Mezrich’s prose is accessible and vivid. Early in the book he describes Cindy, a potential liver recipient whom he hasn’t yet met in person:
If I saw her on the street, I wouldn’t recognize her, but if I looked into her open abdomen, I would know her immediately, from her shrunken liver to her large spleen to her massive varices (big, swollen veins), which are carrying blood in the wrong direction (because of so much resistance to flow caused by the shrunken liver) and led to her GI bleeding, confusion, kidney failure, and now her imminent death.
As the book proceeds, Mezrich covers a number of fascinating personalities and procedures. He discusses Alexis Carrel, whose work in early kidney transplantation was revolutionary (though he also advocated for eugenics policies in Vichy France and came to be regarded by many as a Nazi collaborator). Mezrich recounts the international race to perform the first human heart transplant—a contest won by Christiaan Barnard in South Africa, although several Americans followed closely behind.
Mezrich’s book is a good source of basic information about advances in medicine that we take for granted today but were groundbreaking in the development of successful transplant procedures. For example, many surgeries rely on the use of a bypass machine, which reroutes the blood away from the heart so the heart can be stopped for surgery. By allowing for the continuous circulation of blood throughout the body while the heart is stopped, this machine prevents the typical catastrophic effects of a heart stopping. The bypass machine has allowed for numerous innovations in surgery, but it emerged from a single question on the part of surgeons: how to stop and start the heart at will.

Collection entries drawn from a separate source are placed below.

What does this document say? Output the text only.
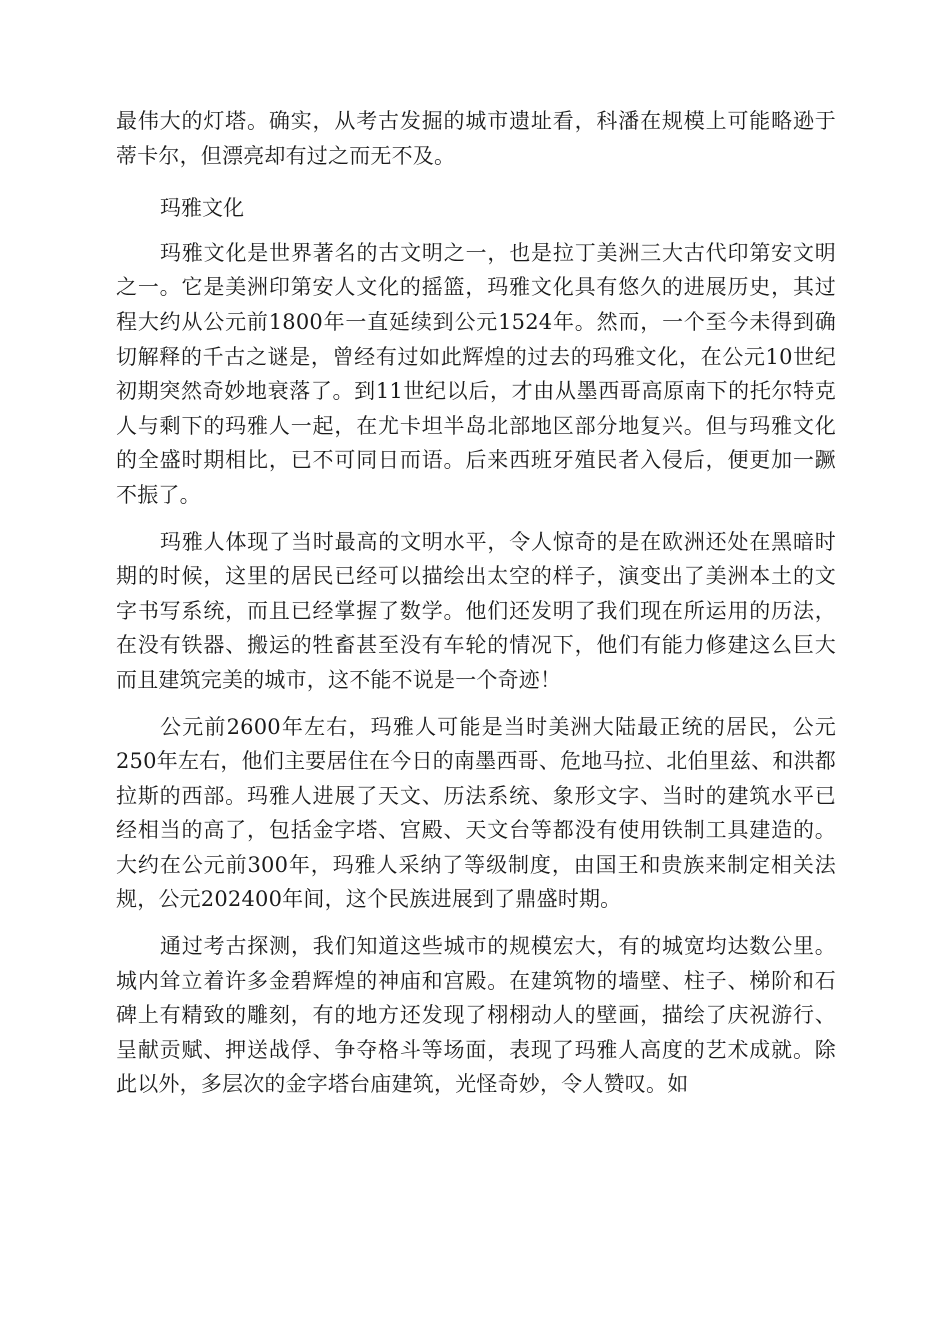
最伟大的灯塔。确实，从考古发掘的城市遗址看，科潘在规模上可能略逊于蒂卡尔，但漂亮却有过之而无不及。

玛雅文化

玛雅文化是世界著名的古文明之一，也是拉丁美洲三大古代印第安文明之一。它是美洲印第安人文化的摇篮，玛雅文化具有悠久的进展历史，其过程大约从公元前1800年一直延续到公元1524年。然而，一个至今未得到确切解释的千古之谜是，曾经有过如此辉煌的过去的玛雅文化，在公元10世纪初期突然奇妙地衰落了。到11世纪以后，才由从墨西哥高原南下的托尔特克人与剩下的玛雅人一起，在尤卡坦半岛北部地区部分地复兴。但与玛雅文化的全盛时期相比，已不可同日而语。后来西班牙殖民者入侵后，便更加一蹶不振了。

玛雅人体现了当时最高的文明水平，令人惊奇的是在欧洲还处在黑暗时期的时候，这里的居民已经可以描绘出太空的样子，演变出了美洲本土的文字书写系统，而且已经掌握了数学。他们还发明了我们现在所运用的历法，在没有铁器、搬运的牲畜甚至没有车轮的情况下，他们有能力修建这么巨大而且建筑完美的城市，这不能不说是一个奇迹！

公元前2600年左右，玛雅人可能是当时美洲大陆最正统的居民，公元250年左右，他们主要居住在今日的南墨西哥、危地马拉、北伯里兹、和洪都拉斯的西部。玛雅人进展了天文、历法系统、象形文字、当时的建筑水平已经相当的高了，包括金字塔、宫殿、天文台等都没有使用铁制工具建造的。大约在公元前300年，玛雅人采纳了等级制度，由国王和贵族来制定相关法规，公元202400年间，这个民族进展到了鼎盛时期。

通过考古探测，我们知道这些城市的规模宏大，有的城宽均达数公里。城内耸立着许多金碧辉煌的神庙和宫殿。在建筑物的墙壁、柱子、梯阶和石碑上有精致的雕刻，有的地方还发现了栩栩动人的壁画，描绘了庆祝游行、呈献贡赋、押送战俘、争夺格斗等场面，表现了玛雅人高度的艺术成就。除此以外，多层次的金字塔台庙建筑，光怪奇妙，令人赞叹。如
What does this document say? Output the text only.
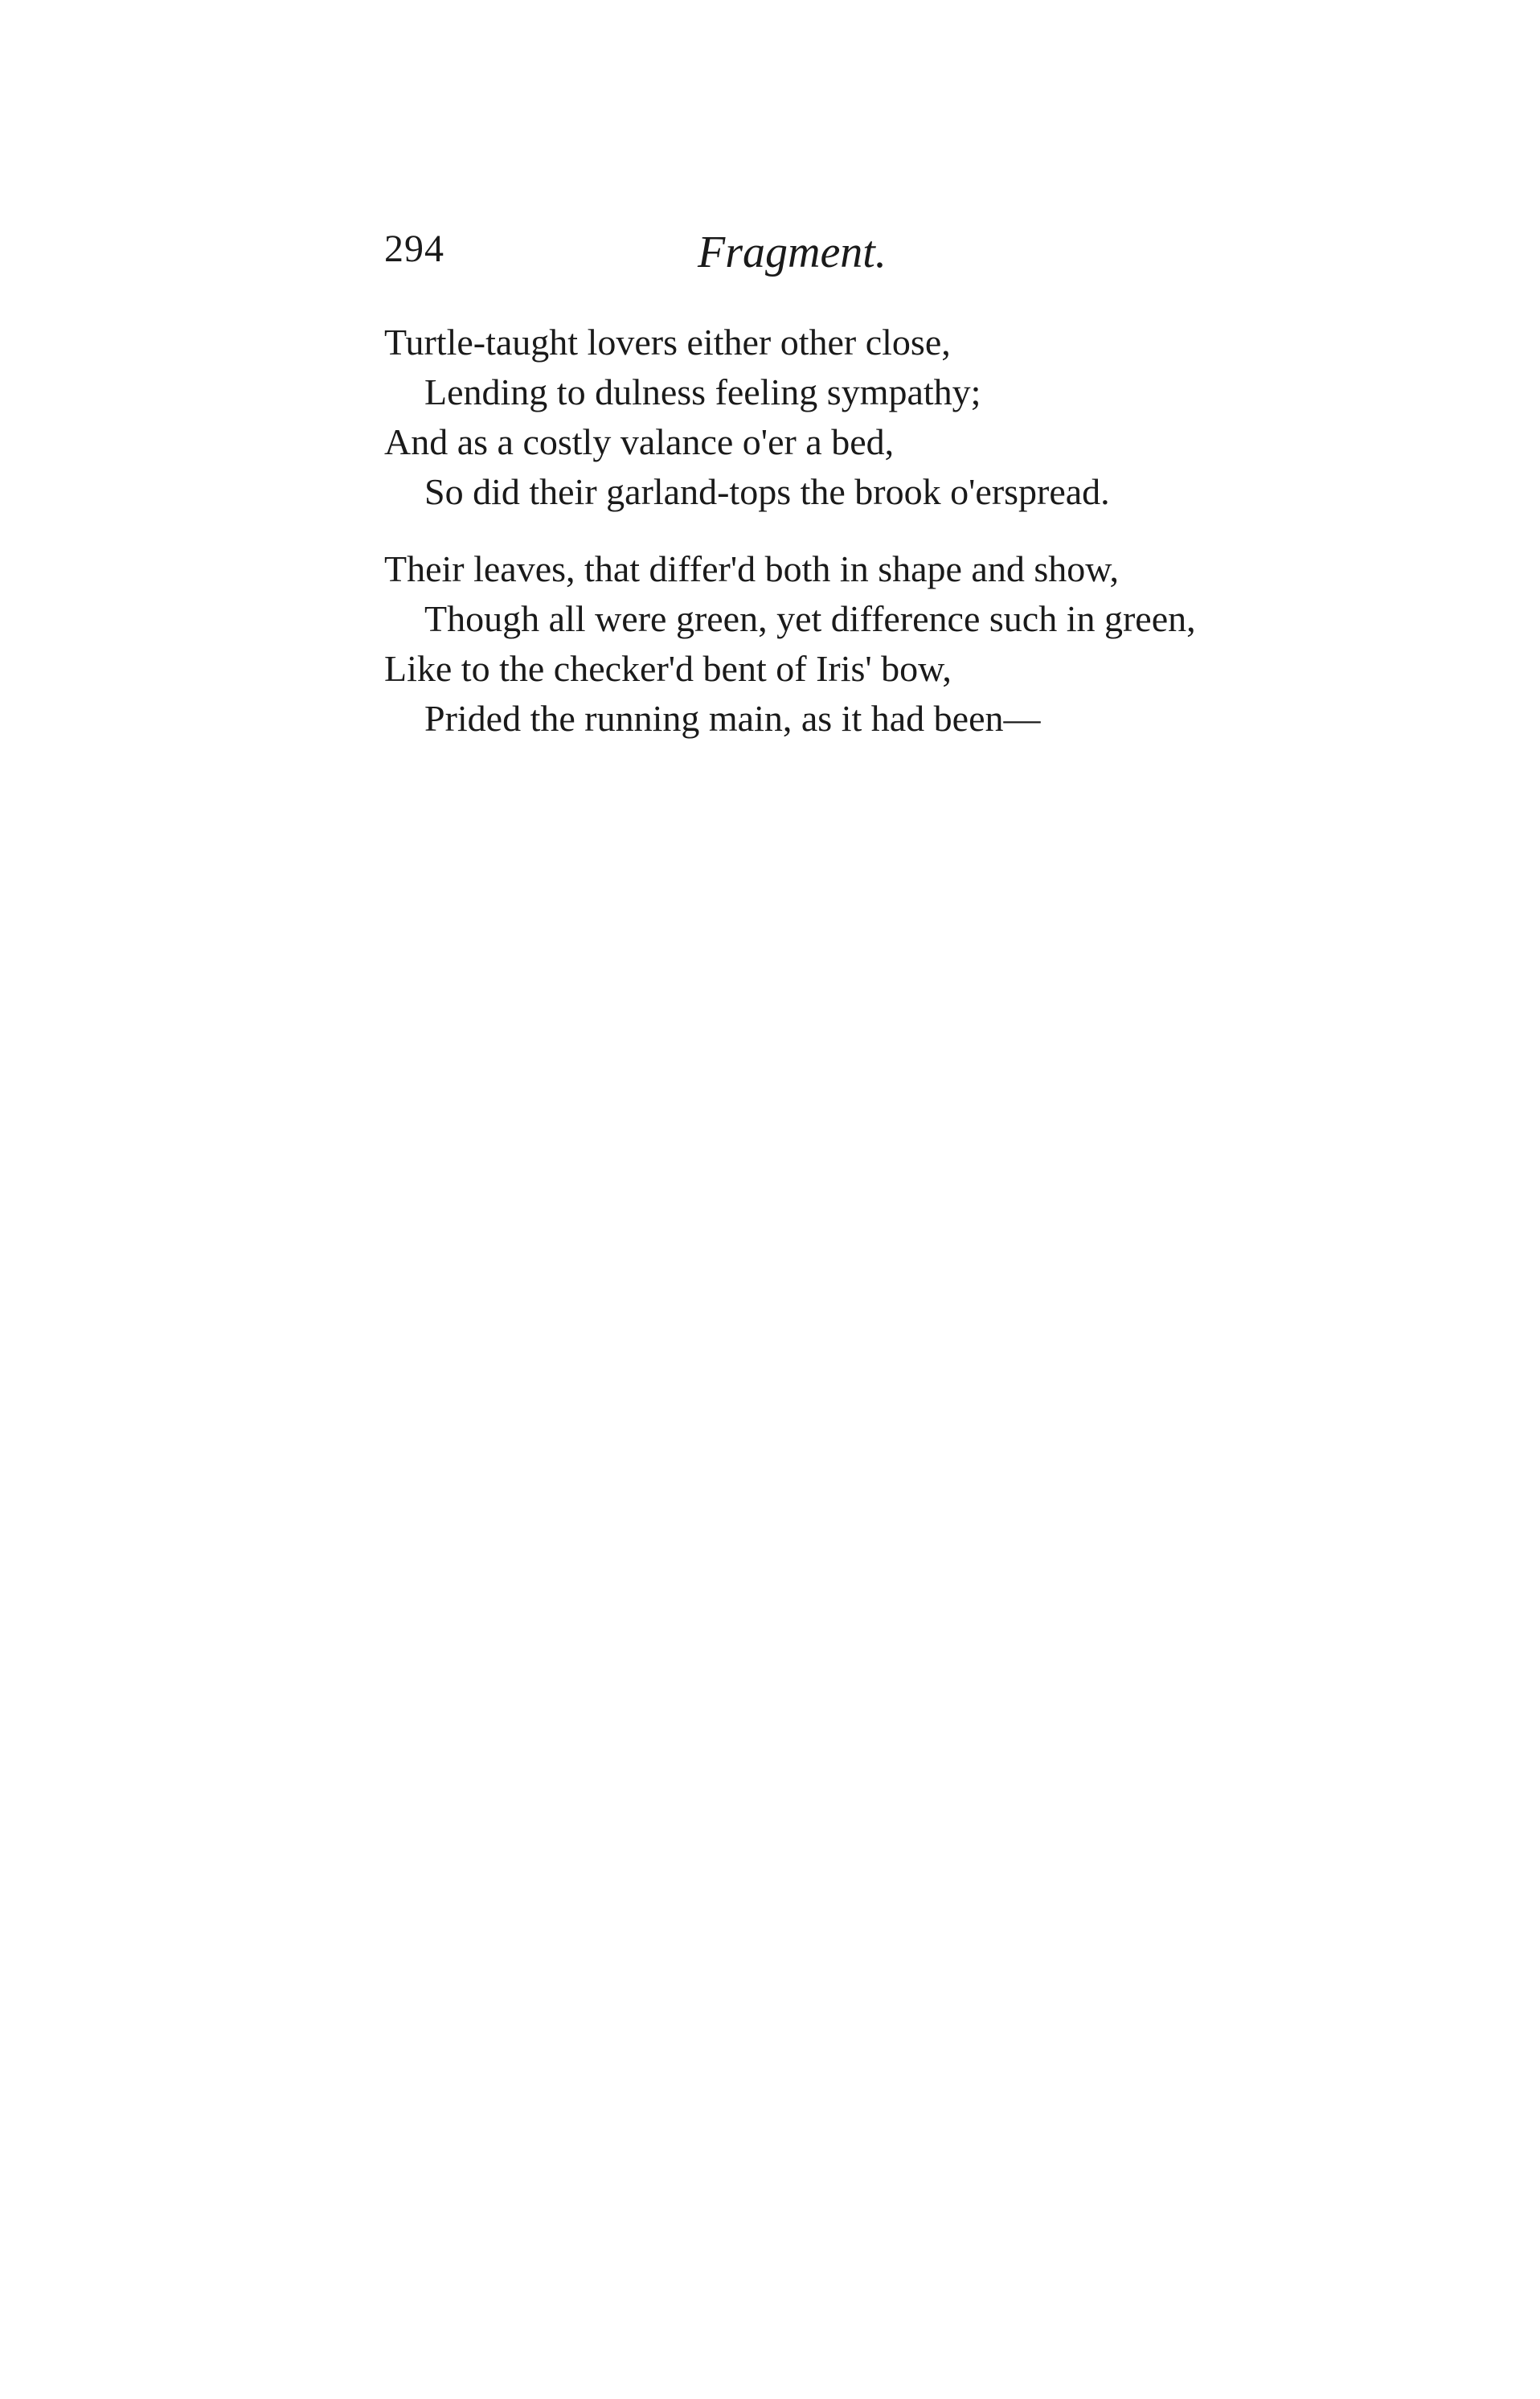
294	Fragment.
Turtle-taught lovers either other close,
Lending to dulness feeling sympathy;
And as a costly valance o'er a bed,
So did their garland-tops the brook o'erspread.
Their leaves, that differ'd both in shape and show,
Though all were green, yet difference such in green,
Like to the checker'd bent of Iris' bow,
Prided the running main, as it had been—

Mezrich gives a compelling narrative of the history of transplant research, but he doesn’t mention the parallel narratives of social and religious adaptations to these technologies. Two of the most notable aspects of transplant—it creates life out of death, and it creates the context for altruistic gift giving—are deeply resonant with the Christian storytelling tradition. In transplant, for example, living organ donors who give to strangers are often called Good Samaritan donors.
What’s more, many ethical conversations in transplant history have drawn on religion explicitly. The distinction between the end of cardiovascular function and brain death is a clear example. In his discussion of the definition of brain death proposed at Harvard in 1968, Mezrich misses an opportunity to mention the role religion played in the debate. The shift toward adopting brain death as the legal definition of death is still controversial in many religious communities. Mezrich portrays it as a simple change of clinical practice.
As a history of transplantation and a narrative of one doctor’s work in this area, When Death Becomes Life excels. But readers will have to bring their own understanding of religion’s place in medicine into the story.